Words spoken in confidence, spoken in anger, spoken in genuine concern - they can all misfire and come back in a form that is surprising and twisted out of context. It poisons the air for the person who said them, the person who heard them and the person about whom it was. And yet, though we may experience the consequences of our indiscretion - intended or not - the one lock for which there is no key is the mouth and we continue to exercise it as if our weight loss depends on it!

Recently on hearing Wham's Careless Whispers, I couldn't help recollecting the zillions of times I said something and it was misconstrued, causing heartache.

In all humility, I think if we learn not to mind the words but take in the essence, there will be less pain in the world. If someone has said something, to see if one can learn from what they intend saying rather than what they actually said. Not to take it back to them and fight about it, but be polite and keep one's distance, and try not to repeat the mistake. For there is a learning in every situation. And maybe in being bitched about too!

And...not to carry tale from one to another. If A bitches about B, not to think it our duty to immediately convey to B what was said by A. Maybe A said it in a context, and only to unburden, not for B to hear it. By being an unwitting conduit, we can only worsen the situation.

But the mouth, the loose mouth, the eager mouth...sigh! To control it is more difficult than a tsunami that visits only once in a whil.

Sunday, March 27, 2011

Don't Judge in Haste

A blogpost by a friend of mine on decency reminded me of this incident.

This was the year I shifted to Chennai (Madras back then) from Kolkata (Calcutta) - 1990, was all of 17 or 18 max. I was staying at my aunt's place in West Chennai and my dance class was at the other end of the city, near the beach on the easter side. A good one hour by bus, the only means of transport on those days.

I had to go for rehearsal at 11 or something on a Sunday, and that Monday there was to be a bandh. On Sundays, as it is only 40% of the buses would ply on the road.

By the time I got a bus and reached my class, it was 1. I finished in a couple of hours and returned to the bus stop. Knowing it was no use waiting for the direct bus, I decided to get into whichever bus came, and change at the next point. I got into a bus where the number looked unfamiliar, but the route written on the side suggested that I would cover half the distance. Since students were issued passes, I didn't need to tell the conductor my stop name. Ironically, I saw the direct bus right behind this, but didn't attempt to take that.

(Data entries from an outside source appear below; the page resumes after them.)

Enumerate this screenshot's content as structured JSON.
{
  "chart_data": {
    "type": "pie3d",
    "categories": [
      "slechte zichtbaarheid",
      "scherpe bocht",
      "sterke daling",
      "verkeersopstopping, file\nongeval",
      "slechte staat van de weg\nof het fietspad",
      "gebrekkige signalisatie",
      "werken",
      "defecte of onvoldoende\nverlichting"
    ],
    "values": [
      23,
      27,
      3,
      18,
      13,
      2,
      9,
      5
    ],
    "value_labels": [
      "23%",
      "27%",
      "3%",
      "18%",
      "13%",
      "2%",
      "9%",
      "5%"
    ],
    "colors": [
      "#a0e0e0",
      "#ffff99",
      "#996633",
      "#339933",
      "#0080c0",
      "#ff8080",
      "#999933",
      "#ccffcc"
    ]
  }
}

To my surprise, the bus started moving north. I could still have got off at  a point from where I would have got another bus. But assuming it was taking a circuitous route I waited, and landed up in North Madras, in a place that I didn't recognise.

Panicking, I finally asked the conductor, who had realised that I was lost but was hesitant to approach. The driver was taking the bus out to park it in the depot and offered to drop me at the main road. As I was getting off, the conductor offered me money. I refused, standing on my pride. They advised me to take an auto.

Autos were a scary thought those days. But realising I was very late, I caught one, only to land up with one where the driver had a companion. It was almost 7 by now - and for me, a completely scary experience. We took a route that I was not familiar with, and all gods must have been called to protect me that day.

They did an overtime job and I reached my aunt's house safely. The driver and his companion had been as scared as me when we lost the way in one of the neighbourhoods.

I realised that we underrate our human fellows, most of whom are incapable of thinking up harm to others. A handful of those who do spoil our image of our fellow human beings.